Oggi, invece, sembra che la questione sanitaria abbia preso il sopravvento, per cui l’Uomo tende ad assolutizzare non il Divino, ma il concetto e la condizione storica della propria salute.
Ogni azione, ogni gesto – come è giusto che sia, peraltro – viene commisurato in funzione degli effetti dello stesso sulla propria salute, per cui l’attenzione per il proprio corpo e per le reazioni dello stesso diviene finanche spasmodica, eccessiva e ridondante.
In qualche modo, tutta la società avverte il morbo come condizione presente al suo interno ed il solo pensiero di doverlo evitare diviene centrale nelle riflessioni di ciascuno.

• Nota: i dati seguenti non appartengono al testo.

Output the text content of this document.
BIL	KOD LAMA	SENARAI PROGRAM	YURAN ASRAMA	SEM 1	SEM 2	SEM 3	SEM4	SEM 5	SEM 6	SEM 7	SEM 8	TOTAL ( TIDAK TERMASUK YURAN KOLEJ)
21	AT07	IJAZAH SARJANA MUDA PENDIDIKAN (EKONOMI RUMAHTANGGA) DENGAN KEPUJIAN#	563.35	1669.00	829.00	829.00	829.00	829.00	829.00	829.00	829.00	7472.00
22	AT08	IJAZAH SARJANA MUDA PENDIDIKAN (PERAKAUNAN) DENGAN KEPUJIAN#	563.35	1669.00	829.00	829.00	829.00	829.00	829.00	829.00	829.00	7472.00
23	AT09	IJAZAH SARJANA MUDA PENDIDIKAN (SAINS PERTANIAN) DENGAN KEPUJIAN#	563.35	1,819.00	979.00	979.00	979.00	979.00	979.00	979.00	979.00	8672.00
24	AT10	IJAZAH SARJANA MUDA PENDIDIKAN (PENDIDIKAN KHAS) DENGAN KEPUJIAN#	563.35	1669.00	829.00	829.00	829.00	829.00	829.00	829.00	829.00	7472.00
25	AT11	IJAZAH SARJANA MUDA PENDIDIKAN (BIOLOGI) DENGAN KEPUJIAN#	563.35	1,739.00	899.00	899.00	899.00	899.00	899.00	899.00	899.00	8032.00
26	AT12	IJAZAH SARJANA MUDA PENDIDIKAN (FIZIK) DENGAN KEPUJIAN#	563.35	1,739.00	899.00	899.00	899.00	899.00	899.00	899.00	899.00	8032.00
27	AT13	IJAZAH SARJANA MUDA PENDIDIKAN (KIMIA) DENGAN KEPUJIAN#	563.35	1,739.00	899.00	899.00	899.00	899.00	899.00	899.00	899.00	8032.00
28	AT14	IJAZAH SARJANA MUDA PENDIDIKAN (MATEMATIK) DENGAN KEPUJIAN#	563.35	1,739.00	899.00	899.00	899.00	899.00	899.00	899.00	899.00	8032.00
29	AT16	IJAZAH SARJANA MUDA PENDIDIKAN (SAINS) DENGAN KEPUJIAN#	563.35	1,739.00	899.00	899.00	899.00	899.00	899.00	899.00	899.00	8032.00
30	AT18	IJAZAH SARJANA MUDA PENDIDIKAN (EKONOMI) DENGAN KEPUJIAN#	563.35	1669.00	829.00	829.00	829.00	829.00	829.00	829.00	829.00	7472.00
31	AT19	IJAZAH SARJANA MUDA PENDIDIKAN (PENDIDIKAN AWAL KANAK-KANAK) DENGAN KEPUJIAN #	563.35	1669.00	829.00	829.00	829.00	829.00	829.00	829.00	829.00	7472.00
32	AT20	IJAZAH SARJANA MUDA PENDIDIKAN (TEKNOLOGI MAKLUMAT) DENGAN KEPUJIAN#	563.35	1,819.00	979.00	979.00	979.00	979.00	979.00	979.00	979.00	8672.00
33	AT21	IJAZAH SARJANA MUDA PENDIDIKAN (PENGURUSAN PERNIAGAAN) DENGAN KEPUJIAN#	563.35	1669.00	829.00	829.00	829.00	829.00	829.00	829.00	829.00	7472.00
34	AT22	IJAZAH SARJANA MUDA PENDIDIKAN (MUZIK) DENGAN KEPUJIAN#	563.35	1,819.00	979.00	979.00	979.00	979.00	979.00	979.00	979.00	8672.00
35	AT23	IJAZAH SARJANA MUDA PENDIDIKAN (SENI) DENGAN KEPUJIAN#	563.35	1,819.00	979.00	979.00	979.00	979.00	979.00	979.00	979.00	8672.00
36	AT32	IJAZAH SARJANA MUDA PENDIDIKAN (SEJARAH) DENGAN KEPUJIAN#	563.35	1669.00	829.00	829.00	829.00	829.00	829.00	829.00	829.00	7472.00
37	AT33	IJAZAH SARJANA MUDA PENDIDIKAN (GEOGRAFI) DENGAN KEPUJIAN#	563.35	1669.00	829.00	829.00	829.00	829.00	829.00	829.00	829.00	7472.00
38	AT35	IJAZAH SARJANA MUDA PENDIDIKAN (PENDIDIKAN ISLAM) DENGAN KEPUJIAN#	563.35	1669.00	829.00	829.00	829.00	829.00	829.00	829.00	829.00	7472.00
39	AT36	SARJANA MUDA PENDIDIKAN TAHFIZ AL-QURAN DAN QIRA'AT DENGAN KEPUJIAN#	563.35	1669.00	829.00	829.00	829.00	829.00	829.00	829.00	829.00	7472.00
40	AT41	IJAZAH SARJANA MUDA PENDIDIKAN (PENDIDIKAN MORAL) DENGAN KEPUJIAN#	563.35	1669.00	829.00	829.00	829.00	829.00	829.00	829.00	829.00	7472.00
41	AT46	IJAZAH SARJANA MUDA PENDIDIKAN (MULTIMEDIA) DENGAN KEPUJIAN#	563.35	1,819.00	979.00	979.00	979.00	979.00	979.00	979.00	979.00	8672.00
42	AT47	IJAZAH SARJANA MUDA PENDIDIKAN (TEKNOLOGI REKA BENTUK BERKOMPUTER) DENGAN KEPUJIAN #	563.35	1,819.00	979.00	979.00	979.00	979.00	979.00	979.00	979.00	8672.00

È ovvio ed è naturale che sia così, ma non si può non mettere in evidenza come, a volte, un tale pensiero diviene così ossessivo e maniacale, che si sospende qualsiasi attenzione verso altre dimensioni del vivere.
Non possiamo, quindi, non sperare che, quando la quarantena sarà finita e si passerà alle fasi successive della reintegrazione dei singoli individui nel contesto sociale, un simile abito di pensiero possa cessare e si torni, quindi, ad una socialità vissuta a pieno, nel rispetto comunque delle prescrizioni del legislatore e degli organismi sanitari, fino a quando queste imporranno cautela e prudenza nelle relazioni interpersonali.
Altrimenti, il rischio di un autismo sociale non può che imperare fra di noi, visto che ogni individuo ineluttabilmente tenderà a rinchiudersi in se stesso ed a privilegiare il solipsismo del proprio sé, piuttosto che le armonie (ed, eventualmente, anche le disarmonie) del consesso umano.
Ma, siamo certi che una simile deriva non si consumi, per ragioni di filantropia e di innato amore, da parte nostra, verso ciò che è fuori da noi stessi.